One sad thing, we admitted five bald eagles since we updated and while some were hit by vehicles, all had lead poisoning. Another immature eagle was admitted on Nov, 10 from Plainfield, she also has lead poisoning as well as a wing injury. Our thanks to Clark County Deputy Anderson, DNR Biologist, and John Molski and Tim Bassett for transporting her to us. Two turkey vultures were also admitted with lead poisoning. Tim and his wife also transported a female Merlin with a wing injury that is nearing release at this time.
The cygnet Trumpeter Swan admitted from WI Rapids area on Oct. 13th, also had lead poisoning. She has undergone 4 rounds of treatment with CA EDTA injections thus far and this morning, began another. Repeat x-rays reveal that lead fragments and a pellet remain in her digestive system.

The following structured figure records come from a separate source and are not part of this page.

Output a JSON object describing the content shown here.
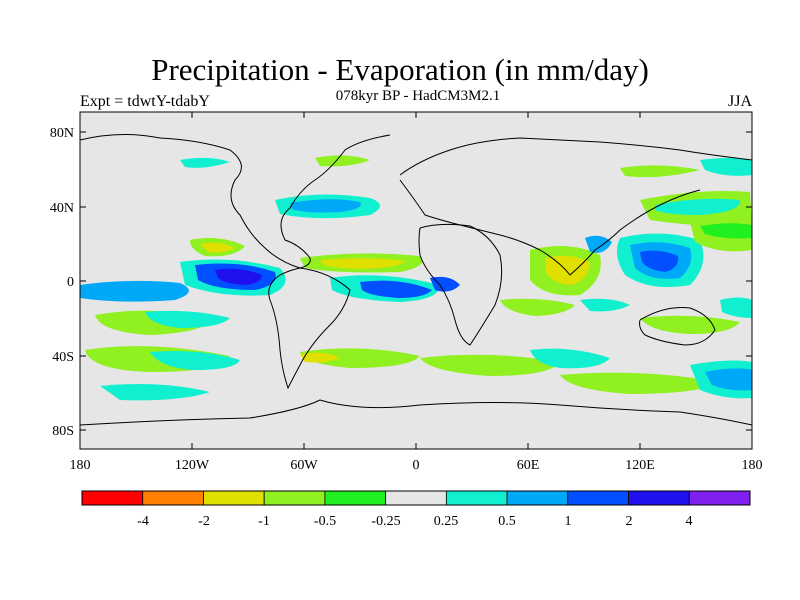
{
  "title": "Precipitation - Evaporation (in mm/day)",
  "subtitle": "078kyr BP - HadCM3M2.1",
  "left_label": "Expt = tdwtY-tdabY",
  "right_label": "JJA",
  "lat_ticks": [
    "80N",
    "40N",
    "0",
    "40S",
    "80S"
  ],
  "lon_ticks": [
    "180",
    "120W",
    "60W",
    "0",
    "60E",
    "120E",
    "180"
  ],
  "colorbar": {
    "colors": [
      "#ff0000",
      "#ff8000",
      "#e0e000",
      "#90f020",
      "#20f020",
      "#e6e6e6",
      "#10f0d0",
      "#00a8f8",
      "#0050ff",
      "#2010f0",
      "#8020f0"
    ],
    "labels": [
      "-4",
      "-2",
      "-1",
      "-0.5",
      "-0.25",
      "0.25",
      "0.5",
      "1",
      "2",
      "4"
    ]
  },
  "colors": {
    "ocean_bg": "#e6e6e6",
    "coast": "#000000"
  }
}
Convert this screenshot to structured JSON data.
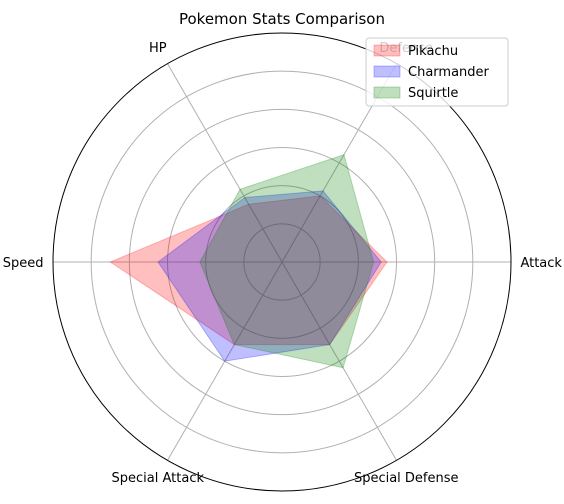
{
  "chart_data": {
    "type": "radar",
    "title": "Pokemon Stats Comparison",
    "axes": [
      "Attack",
      "Defense",
      "HP",
      "Speed",
      "Special Attack",
      "Special Defense"
    ],
    "rlim": [
      0,
      120
    ],
    "rticks": [
      20,
      40,
      60,
      80,
      100
    ],
    "grid": true,
    "legend_position": "top-right",
    "series": [
      {
        "name": "Pikachu",
        "color": "#ff0000",
        "values": [
          55,
          40,
          35,
          90,
          50,
          50
        ]
      },
      {
        "name": "Charmander",
        "color": "#0000ff",
        "values": [
          52,
          43,
          39,
          65,
          60,
          50
        ]
      },
      {
        "name": "Squirtle",
        "color": "#008000",
        "values": [
          48,
          65,
          44,
          43,
          50,
          64
        ]
      }
    ]
  }
}
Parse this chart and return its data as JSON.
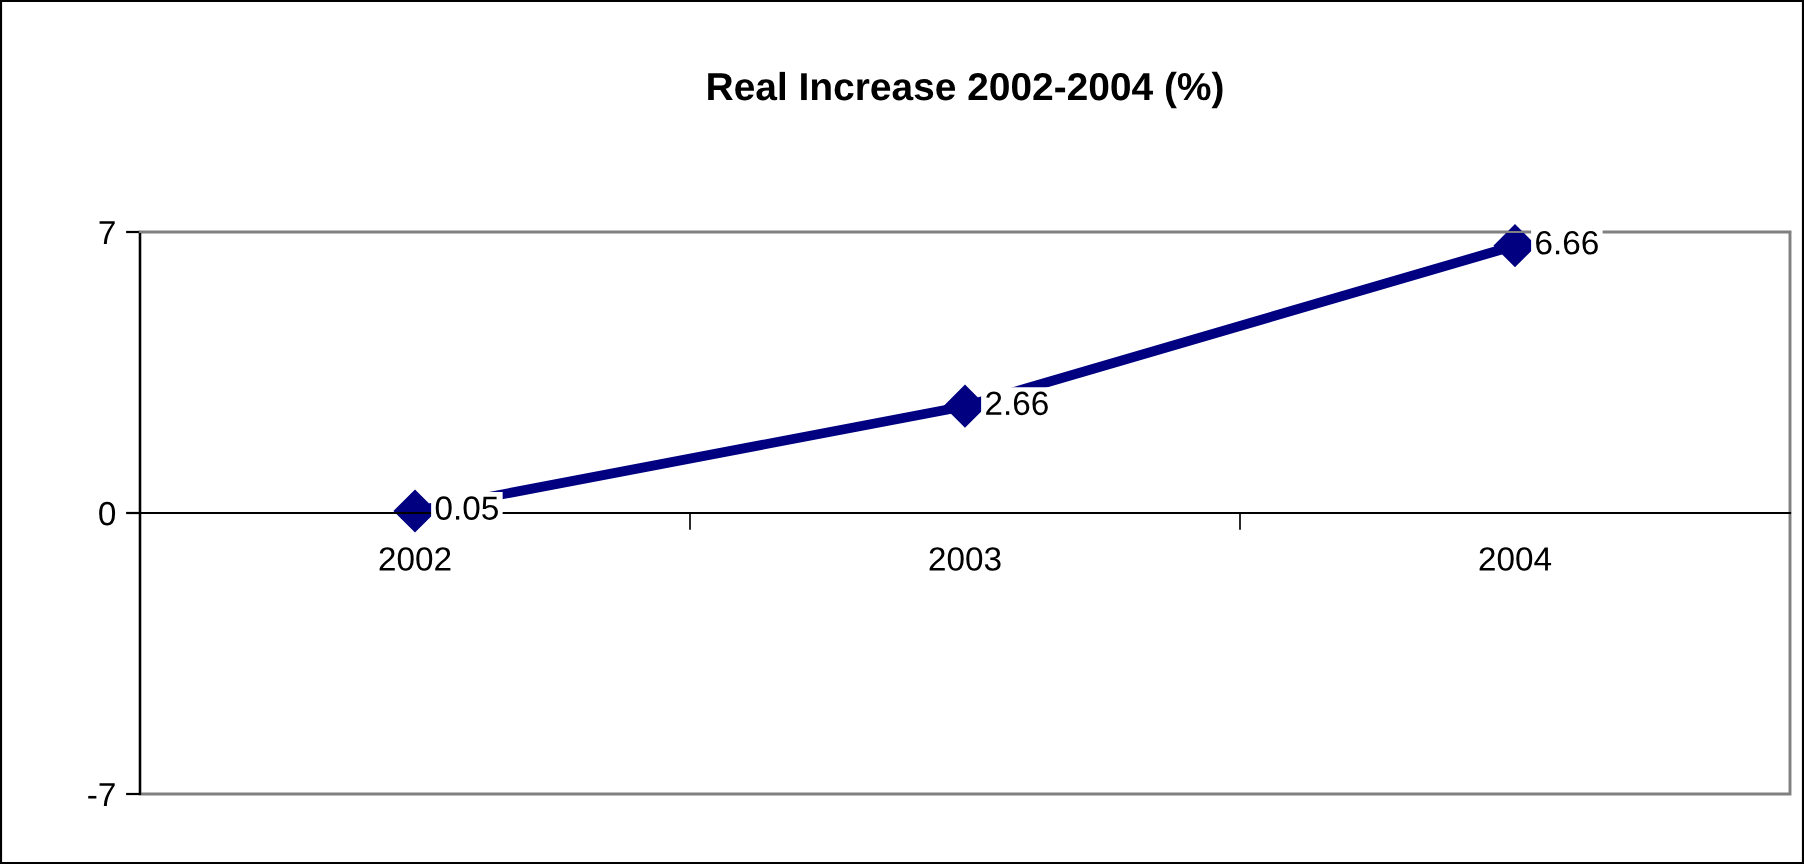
{
  "chart_data": {
    "type": "line",
    "title": "Real Increase 2002-2004 (%)",
    "categories": [
      "2002",
      "2003",
      "2004"
    ],
    "series": [
      {
        "color": "#000080",
        "values": [
          0.05,
          2.66,
          6.66
        ]
      }
    ],
    "ylim": [
      -7,
      7
    ],
    "yticks": [
      -7,
      0,
      7
    ],
    "marker": "diamond",
    "line_style": "solid",
    "data_labels": true,
    "grid": false,
    "legend": false
  }
}
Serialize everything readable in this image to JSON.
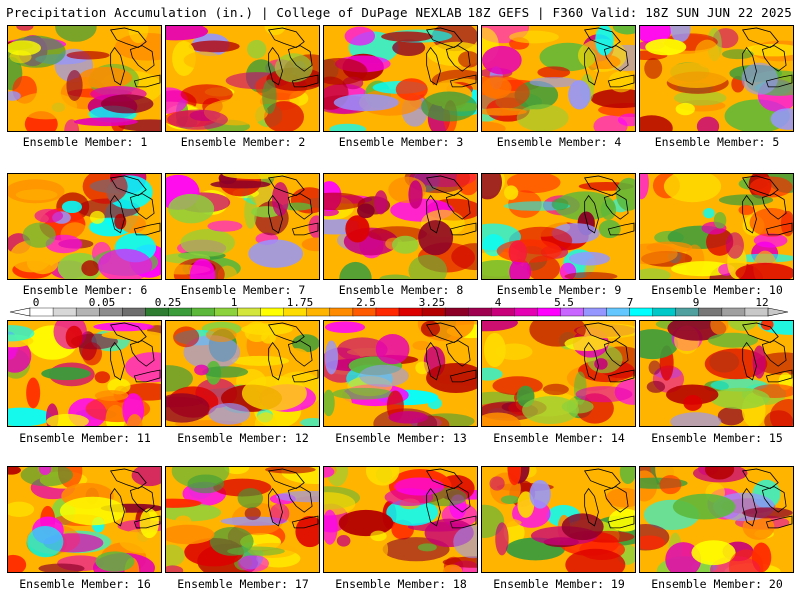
{
  "header": {
    "title_left": "Precipitation Accumulation (in.) | College of DuPage NEXLAB",
    "title_right": "18Z GEFS | F360 Valid: 18Z SUN JUN 22 2025"
  },
  "legend": {
    "tick_labels": [
      "0",
      "0.05",
      "0.25",
      "1",
      "1.75",
      "2.5",
      "3.25",
      "4",
      "5.5",
      "7",
      "9",
      "12"
    ],
    "colors": [
      "#ffffff",
      "#d8d8d8",
      "#b4b4b4",
      "#8c8c8c",
      "#6e6e6e",
      "#2e7d32",
      "#3b9c3b",
      "#5cb83a",
      "#8cd23c",
      "#d2e63c",
      "#ffff00",
      "#ffdc00",
      "#ffb400",
      "#ff8c00",
      "#ff5a00",
      "#ff2800",
      "#dc0000",
      "#b40000",
      "#8c0028",
      "#a00050",
      "#c8007a",
      "#e600b4",
      "#ff00ff",
      "#c864ff",
      "#9696ff",
      "#64c8ff",
      "#00ffff",
      "#00c8c8",
      "#50a0a0",
      "#787878",
      "#a0a0a0",
      "#c8c8c8"
    ]
  },
  "members": [
    {
      "label": "Ensemble Member: 1"
    },
    {
      "label": "Ensemble Member: 2"
    },
    {
      "label": "Ensemble Member: 3"
    },
    {
      "label": "Ensemble Member: 4"
    },
    {
      "label": "Ensemble Member: 5"
    },
    {
      "label": "Ensemble Member: 6"
    },
    {
      "label": "Ensemble Member: 7"
    },
    {
      "label": "Ensemble Member: 8"
    },
    {
      "label": "Ensemble Member: 9"
    },
    {
      "label": "Ensemble Member: 10"
    },
    {
      "label": "Ensemble Member: 11"
    },
    {
      "label": "Ensemble Member: 12"
    },
    {
      "label": "Ensemble Member: 13"
    },
    {
      "label": "Ensemble Member: 14"
    },
    {
      "label": "Ensemble Member: 15"
    },
    {
      "label": "Ensemble Member: 16"
    },
    {
      "label": "Ensemble Member: 17"
    },
    {
      "label": "Ensemble Member: 18"
    },
    {
      "label": "Ensemble Member: 19"
    },
    {
      "label": "Ensemble Member: 20"
    }
  ]
}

I am including photos of the handsome White Pelican that was transported by Steve and Evie Fisher from Ashland and then, when he was determined to be non-releasable to the wild, Steve and Evie transported him to the curator of the Bramble Park Zoo in South Dakota where he joined another White Pelican that had recently lost her mate. What began as a sad story ended up with love in South Dakota at a lovely zoo that is so happy to have made the connection with our patient.

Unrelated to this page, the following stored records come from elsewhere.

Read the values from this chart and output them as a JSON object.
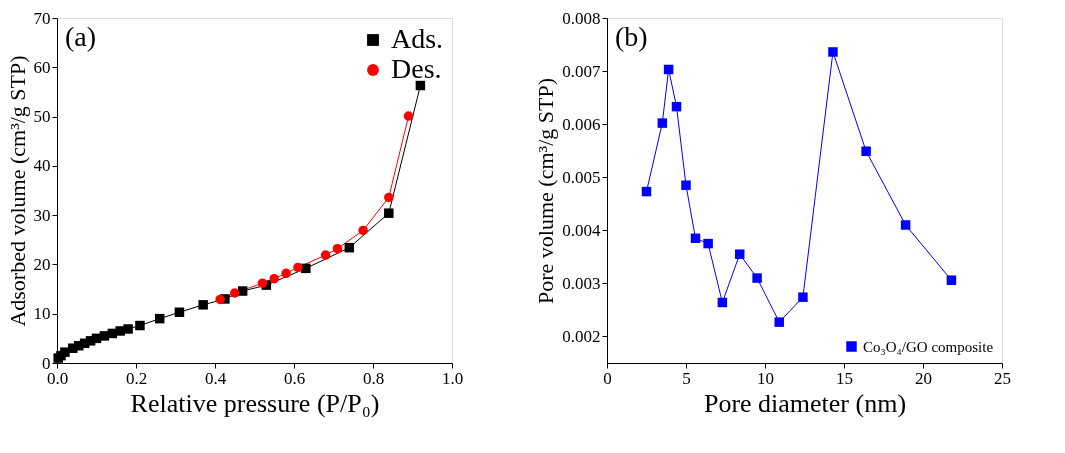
{
  "chart_data": [
    {
      "type": "line",
      "xlabel": "Relative pressure (P/P₀)",
      "ylabel": "Adsorbed volume (cm³/g  STP)",
      "annotations": [
        "(a)"
      ],
      "xlim": [
        0,
        1
      ],
      "xticks": [
        {
          "value": 0,
          "label": "0.0"
        },
        0.2,
        0.4,
        0.6,
        0.8,
        {
          "value": 1,
          "label": "1.0"
        }
      ],
      "ylim": [
        0,
        70
      ],
      "yticks": [
        0,
        10,
        20,
        30,
        40,
        50,
        60,
        70
      ],
      "grid": false,
      "legend": "top right",
      "series": [
        {
          "name": "Ads.",
          "color": "#000000",
          "marker": "square",
          "x": [
            0.003,
            0.01,
            0.02,
            0.04,
            0.055,
            0.07,
            0.085,
            0.1,
            0.12,
            0.14,
            0.16,
            0.18,
            0.21,
            0.26,
            0.31,
            0.37,
            0.425,
            0.47,
            0.53,
            0.63,
            0.74,
            0.84,
            0.92
          ],
          "values": [
            1.0,
            1.5,
            2.2,
            3.0,
            3.5,
            4.0,
            4.5,
            5.0,
            5.5,
            6.0,
            6.5,
            6.9,
            7.6,
            9.0,
            10.3,
            11.8,
            13.0,
            14.6,
            15.8,
            19.2,
            23.4,
            30.4,
            56.3
          ]
        },
        {
          "name": "Des.",
          "color": "#ff0000",
          "marker": "circle",
          "x": [
            0.413,
            0.45,
            0.52,
            0.55,
            0.58,
            0.61,
            0.68,
            0.71,
            0.775,
            0.84,
            0.89
          ],
          "values": [
            12.9,
            14.2,
            16.2,
            17.1,
            18.2,
            19.4,
            21.9,
            23.2,
            26.9,
            33.6,
            50.1
          ]
        }
      ]
    },
    {
      "type": "line",
      "xlabel": "Pore diameter (nm)",
      "ylabel": "Pore volume (cm³/g  STP)",
      "annotations": [
        "(b)"
      ],
      "xlim": [
        0,
        25
      ],
      "xticks": [
        0,
        5,
        10,
        15,
        20,
        25
      ],
      "ylim": [
        0.0015,
        0.008
      ],
      "yticks": [
        0.002,
        0.003,
        0.004,
        0.005,
        0.006,
        0.007,
        0.008
      ],
      "grid": false,
      "legend": "bottom right",
      "series": [
        {
          "name": "Co₃O₄/GO composite",
          "color": "#0000ff",
          "marker": "square",
          "x": [
            2.5,
            3.5,
            3.9,
            4.4,
            5.0,
            5.6,
            6.4,
            7.3,
            8.4,
            9.5,
            10.9,
            12.4,
            14.3,
            16.4,
            18.9,
            21.8
          ],
          "values": [
            0.00473,
            0.00602,
            0.00703,
            0.00633,
            0.00485,
            0.00385,
            0.00375,
            0.00264,
            0.00355,
            0.0031,
            0.00227,
            0.00274,
            0.00736,
            0.00549,
            0.0041,
            0.00306
          ]
        }
      ]
    }
  ]
}
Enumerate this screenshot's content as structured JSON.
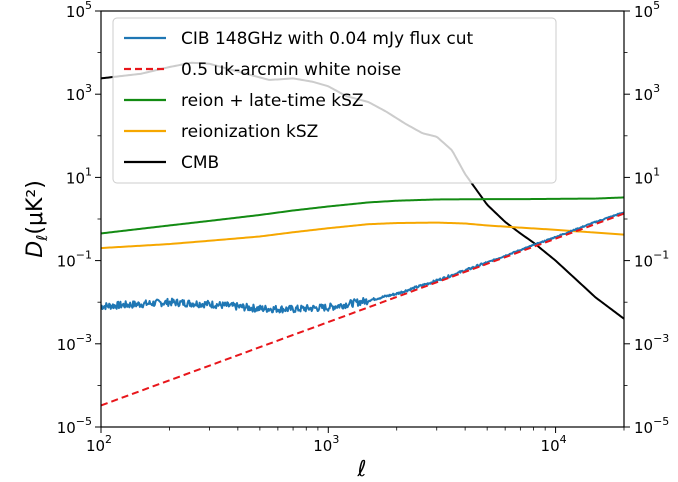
{
  "chart_data": {
    "type": "line",
    "xlabel": "ℓ",
    "ylabel_main": "D",
    "ylabel_sub": "ℓ",
    "ylabel_rest": "(μK²)",
    "xscale": "log",
    "yscale": "log",
    "xlim": [
      100,
      20000
    ],
    "ylim": [
      1e-05,
      100000
    ],
    "grid": false,
    "legend_position": "upper-left",
    "x_ticks": [
      {
        "value": 100,
        "base": "10",
        "exp": "2"
      },
      {
        "value": 1000,
        "base": "10",
        "exp": "3"
      },
      {
        "value": 10000,
        "base": "10",
        "exp": "4"
      }
    ],
    "y_ticks": [
      {
        "value": 1e-05,
        "base": "10",
        "exp": "−5"
      },
      {
        "value": 0.001,
        "base": "10",
        "exp": "−3"
      },
      {
        "value": 0.1,
        "base": "10",
        "exp": "−1"
      },
      {
        "value": 10,
        "base": "10",
        "exp": "1"
      },
      {
        "value": 1000,
        "base": "10",
        "exp": "3"
      },
      {
        "value": 100000,
        "base": "10",
        "exp": "5"
      }
    ],
    "series": [
      {
        "name": "CIB 148GHz with 0.04 mJy flux cut",
        "color": "#1f77b4",
        "style": "solid",
        "noisy": true,
        "x": [
          100,
          150,
          200,
          300,
          500,
          700,
          1000,
          1500,
          2000,
          3000,
          4000,
          5000,
          7000,
          10000,
          15000,
          20000
        ],
        "y": [
          0.008,
          0.009,
          0.01,
          0.009,
          0.007,
          0.0068,
          0.0075,
          0.011,
          0.016,
          0.033,
          0.058,
          0.09,
          0.18,
          0.37,
          0.85,
          1.45
        ]
      },
      {
        "name": "0.5 uk-arcmin white noise",
        "color": "#e8161b",
        "style": "dashed",
        "x": [
          100,
          20000
        ],
        "y": [
          3.3e-05,
          1.35
        ]
      },
      {
        "name": "reion + late-time kSZ",
        "color": "#138b13",
        "style": "solid",
        "x": [
          100,
          200,
          300,
          500,
          700,
          1000,
          1500,
          2000,
          3000,
          5000,
          7000,
          10000,
          15000,
          20000
        ],
        "y": [
          0.45,
          0.7,
          0.9,
          1.25,
          1.6,
          2.0,
          2.5,
          2.75,
          2.95,
          3.0,
          3.0,
          3.05,
          3.1,
          3.3
        ]
      },
      {
        "name": "reionization kSZ",
        "color": "#f6a700",
        "style": "solid",
        "x": [
          100,
          200,
          300,
          500,
          700,
          1000,
          1500,
          2000,
          3000,
          4000,
          5000,
          7000,
          10000,
          15000,
          20000
        ],
        "y": [
          0.2,
          0.25,
          0.3,
          0.38,
          0.48,
          0.6,
          0.75,
          0.8,
          0.82,
          0.78,
          0.7,
          0.62,
          0.55,
          0.47,
          0.42
        ]
      },
      {
        "name": "CMB",
        "color": "#000000",
        "style": "solid",
        "x": [
          100,
          150,
          200,
          250,
          300,
          400,
          550,
          700,
          850,
          1000,
          1200,
          1500,
          1800,
          2200,
          2600,
          3000,
          3500,
          4000,
          5000,
          6000,
          7000,
          8000,
          10000,
          12000,
          15000,
          20000
        ],
        "y": [
          2400,
          3100,
          4500,
          5700,
          5400,
          3500,
          2200,
          2400,
          2000,
          1550,
          900,
          650,
          380,
          190,
          115,
          95,
          45,
          12,
          2.2,
          0.85,
          0.45,
          0.27,
          0.1,
          0.04,
          0.013,
          0.004
        ]
      }
    ]
  }
}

We had many releases with several more to come. It is wonderful to see our former patients take their place in the wild once again. A handsome male Ruffed Grouse was released by our fall interns just before they departed to return to school. Several Great-horned Owls and Barred Owls were released as well as Red tailed hawks and other patients. I will update when I can.
Meanwhile our new clinic is underway. The progress has been slow as they weather has not been cooperative. BUT the walls are going up!
Thanks for your patience everyone. Our fall interns have left us as this time. They were sent off with great affection to begin their lives as wildlife professionals. We have begun our winter hours which at 8 a.m. to 4 p.m.